In Scott’s case, Kersjes said Scott believed he was never properly paid while working for the company and never gained access to his own payroll information.
Kersjes supplied text messages from Scott to support his assertion Tana handled the company’s finances.
One was where he had contacted the store’s operations manager about his timesheets, and received the reply “Okay. I am contacting Darleen for it now”, and another when Hoff-Nielsen told him “Darleen looked at your timesheet today for pay.”
Hoff-Nielsen earlier said of Scott that he was “completely unreliable” and simply not a good worker. He believed Scott had quit, not been dismissed, after a disagreement.
Bikes and Beyond lost both ERA cases, with Hoff-Nielsen representing the business himself.
In the two fresh cases, he has engaged legal counsel.
When Stuff previously asked him about Simpson, Hoff-Nielsen said “I shouldn’t say I laughed, but I should have taken it more seriously,” claiming he had documentation to show that he was always negotiating a sale of the business to Simpson.

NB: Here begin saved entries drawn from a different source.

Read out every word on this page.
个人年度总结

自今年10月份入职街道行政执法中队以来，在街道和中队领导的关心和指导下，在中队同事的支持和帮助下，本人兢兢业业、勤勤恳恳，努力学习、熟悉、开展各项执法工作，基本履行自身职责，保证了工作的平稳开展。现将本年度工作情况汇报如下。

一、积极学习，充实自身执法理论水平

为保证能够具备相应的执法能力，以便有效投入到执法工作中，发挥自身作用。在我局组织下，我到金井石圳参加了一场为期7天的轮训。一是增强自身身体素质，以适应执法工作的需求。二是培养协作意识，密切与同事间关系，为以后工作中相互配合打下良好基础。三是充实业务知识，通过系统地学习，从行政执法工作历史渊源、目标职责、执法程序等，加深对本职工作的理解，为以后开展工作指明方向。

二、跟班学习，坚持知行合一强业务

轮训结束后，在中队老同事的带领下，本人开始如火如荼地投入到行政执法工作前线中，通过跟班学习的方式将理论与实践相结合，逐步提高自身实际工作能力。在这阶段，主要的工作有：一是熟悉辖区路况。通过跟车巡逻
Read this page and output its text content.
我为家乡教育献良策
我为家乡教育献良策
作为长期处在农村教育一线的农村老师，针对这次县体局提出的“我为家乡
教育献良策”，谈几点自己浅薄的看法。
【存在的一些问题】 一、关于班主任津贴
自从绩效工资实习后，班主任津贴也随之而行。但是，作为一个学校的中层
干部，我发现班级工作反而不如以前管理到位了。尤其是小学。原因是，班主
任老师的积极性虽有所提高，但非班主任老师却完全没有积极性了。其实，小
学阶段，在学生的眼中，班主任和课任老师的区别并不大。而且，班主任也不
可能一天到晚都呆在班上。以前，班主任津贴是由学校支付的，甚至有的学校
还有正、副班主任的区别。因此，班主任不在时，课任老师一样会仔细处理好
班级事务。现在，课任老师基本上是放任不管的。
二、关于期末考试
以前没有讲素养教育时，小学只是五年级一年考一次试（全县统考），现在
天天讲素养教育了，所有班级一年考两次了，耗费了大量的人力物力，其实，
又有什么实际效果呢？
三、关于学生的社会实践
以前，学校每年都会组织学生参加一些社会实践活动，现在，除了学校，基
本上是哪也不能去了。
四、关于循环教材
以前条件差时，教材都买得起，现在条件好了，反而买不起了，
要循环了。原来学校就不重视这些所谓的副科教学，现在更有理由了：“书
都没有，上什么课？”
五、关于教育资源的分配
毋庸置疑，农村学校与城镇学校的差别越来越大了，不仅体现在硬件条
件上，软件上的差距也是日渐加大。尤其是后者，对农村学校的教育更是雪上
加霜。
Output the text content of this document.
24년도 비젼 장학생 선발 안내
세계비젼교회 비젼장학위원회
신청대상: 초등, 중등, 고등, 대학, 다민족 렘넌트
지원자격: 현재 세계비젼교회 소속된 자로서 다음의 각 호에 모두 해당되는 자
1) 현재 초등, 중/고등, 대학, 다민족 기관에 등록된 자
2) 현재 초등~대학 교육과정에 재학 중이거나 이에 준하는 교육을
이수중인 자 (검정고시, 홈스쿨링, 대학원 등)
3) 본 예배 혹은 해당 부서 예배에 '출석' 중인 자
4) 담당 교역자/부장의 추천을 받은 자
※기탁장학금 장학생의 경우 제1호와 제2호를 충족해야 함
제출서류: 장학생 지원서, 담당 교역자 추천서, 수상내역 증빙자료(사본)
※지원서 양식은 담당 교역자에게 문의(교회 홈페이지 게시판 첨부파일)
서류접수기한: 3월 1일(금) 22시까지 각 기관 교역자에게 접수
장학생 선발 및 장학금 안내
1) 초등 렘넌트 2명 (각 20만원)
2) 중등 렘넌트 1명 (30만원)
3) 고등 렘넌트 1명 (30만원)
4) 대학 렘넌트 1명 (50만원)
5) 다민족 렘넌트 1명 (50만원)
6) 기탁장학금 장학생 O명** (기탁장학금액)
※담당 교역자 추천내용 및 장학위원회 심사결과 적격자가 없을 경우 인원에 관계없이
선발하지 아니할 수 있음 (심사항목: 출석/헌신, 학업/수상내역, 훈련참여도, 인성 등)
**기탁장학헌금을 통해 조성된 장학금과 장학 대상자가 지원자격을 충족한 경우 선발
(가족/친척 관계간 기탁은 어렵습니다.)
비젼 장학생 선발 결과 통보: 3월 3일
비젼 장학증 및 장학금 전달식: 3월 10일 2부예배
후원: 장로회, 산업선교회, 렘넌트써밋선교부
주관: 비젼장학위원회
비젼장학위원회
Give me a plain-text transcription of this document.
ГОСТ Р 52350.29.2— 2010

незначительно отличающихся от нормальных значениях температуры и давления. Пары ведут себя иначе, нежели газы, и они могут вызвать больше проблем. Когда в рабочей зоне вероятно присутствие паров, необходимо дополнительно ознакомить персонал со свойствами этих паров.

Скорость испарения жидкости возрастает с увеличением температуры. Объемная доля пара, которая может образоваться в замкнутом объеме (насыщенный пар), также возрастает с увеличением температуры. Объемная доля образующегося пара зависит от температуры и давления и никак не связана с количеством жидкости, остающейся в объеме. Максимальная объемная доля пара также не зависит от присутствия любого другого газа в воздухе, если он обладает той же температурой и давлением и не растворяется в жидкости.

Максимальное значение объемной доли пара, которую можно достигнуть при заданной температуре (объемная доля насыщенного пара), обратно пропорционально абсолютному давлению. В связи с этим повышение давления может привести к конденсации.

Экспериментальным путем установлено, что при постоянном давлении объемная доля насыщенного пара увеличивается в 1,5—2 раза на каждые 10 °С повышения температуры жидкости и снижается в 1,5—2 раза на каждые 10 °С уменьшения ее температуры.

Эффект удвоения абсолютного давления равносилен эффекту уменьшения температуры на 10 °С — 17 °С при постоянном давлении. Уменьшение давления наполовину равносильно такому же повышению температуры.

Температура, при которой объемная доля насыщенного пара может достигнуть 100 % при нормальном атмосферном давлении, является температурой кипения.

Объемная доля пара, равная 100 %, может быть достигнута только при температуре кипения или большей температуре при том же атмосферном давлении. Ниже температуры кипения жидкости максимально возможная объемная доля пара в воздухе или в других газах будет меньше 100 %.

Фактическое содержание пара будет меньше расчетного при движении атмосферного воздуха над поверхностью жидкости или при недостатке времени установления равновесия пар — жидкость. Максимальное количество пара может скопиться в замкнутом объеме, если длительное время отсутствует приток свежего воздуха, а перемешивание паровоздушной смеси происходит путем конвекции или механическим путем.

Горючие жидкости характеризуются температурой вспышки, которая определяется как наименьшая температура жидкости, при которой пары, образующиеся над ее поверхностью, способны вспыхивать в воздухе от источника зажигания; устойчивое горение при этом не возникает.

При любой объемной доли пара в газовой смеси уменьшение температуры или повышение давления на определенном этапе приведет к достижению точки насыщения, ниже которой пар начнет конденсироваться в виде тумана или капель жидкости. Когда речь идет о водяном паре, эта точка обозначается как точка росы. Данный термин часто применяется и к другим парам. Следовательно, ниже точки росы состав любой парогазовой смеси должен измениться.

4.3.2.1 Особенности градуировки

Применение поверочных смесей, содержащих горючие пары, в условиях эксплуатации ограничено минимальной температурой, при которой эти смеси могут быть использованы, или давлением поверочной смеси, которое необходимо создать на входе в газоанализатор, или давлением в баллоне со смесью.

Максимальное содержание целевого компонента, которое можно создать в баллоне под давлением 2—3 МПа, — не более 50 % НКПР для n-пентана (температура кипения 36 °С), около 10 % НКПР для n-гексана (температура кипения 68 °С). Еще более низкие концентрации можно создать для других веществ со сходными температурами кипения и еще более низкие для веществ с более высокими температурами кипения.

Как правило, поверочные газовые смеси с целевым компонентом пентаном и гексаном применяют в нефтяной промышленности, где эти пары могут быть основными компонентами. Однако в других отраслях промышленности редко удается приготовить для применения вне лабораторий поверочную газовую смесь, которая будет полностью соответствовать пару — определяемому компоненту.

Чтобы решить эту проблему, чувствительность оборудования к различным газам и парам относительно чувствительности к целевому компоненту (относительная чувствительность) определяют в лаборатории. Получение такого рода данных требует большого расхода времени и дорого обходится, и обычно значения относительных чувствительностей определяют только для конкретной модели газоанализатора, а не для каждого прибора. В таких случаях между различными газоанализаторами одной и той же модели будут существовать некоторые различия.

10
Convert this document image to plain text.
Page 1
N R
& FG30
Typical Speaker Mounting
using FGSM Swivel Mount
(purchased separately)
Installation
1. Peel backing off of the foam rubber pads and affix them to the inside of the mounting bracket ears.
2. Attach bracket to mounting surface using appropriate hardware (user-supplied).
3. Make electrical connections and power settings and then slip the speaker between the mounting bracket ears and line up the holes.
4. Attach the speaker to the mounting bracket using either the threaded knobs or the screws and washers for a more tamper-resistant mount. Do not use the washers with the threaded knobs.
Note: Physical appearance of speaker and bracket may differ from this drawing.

“With all of the problems last year, if I had the time or energy I probably would have hired someone to defend us… we were in a really difficult situation, we were facing the complete falling through of retail and I simply didn’t have the energy or resources to take the time out that I should have to sit down and treat it more seriously. But with both of them I was going ‘what are you on about’.”
When Stuff called Hoff-Nielsen on Friday for further comment, he said he was on a ferry, “it would just have to wait”, and hung up the phone. He later texted after publication with comments which have been added to this story.
He didn’t offer comment on a legal dispute with e-bike supplier Hybrid Bikes, owned by Frank Witowski.
Witowski said he took Hoff-Nielsen to court over a dispute over eight bikes he had supplied. He said Hoff-Nielsen sold and paid for three, but did not pay for the others. He was able to repossess four, but Hoff-Nielsen had sold the fifth. He eventually was paid after sending in a bailiff. He said the process too almost two years. “He put me through hell,” Witowski said.
“Some companies may have given up on chasing the money owed to them, but not us. We were determined to have him repay some of what he owed us. He picked the wrong company to muck around with when he chose Hybrid Bikes.”
The Green Party issued a statement on Tana’s behalf, which read:“I welcome an investigation and intend to cooperate fully, and I will not be commenting further.”
Stuff then put the allegations of Simpson, Scott and Witowski to Tana via a Green spokesperson, but the Party said there would be no comment.
Meanwhile, Immigration New Zealand has refused to say whether it is investigating any of the allegations Stuff has raised or whether it would suspend E-Cycles NZ Ltd’s accreditation to hire migrant workers, which is valid until April 2025.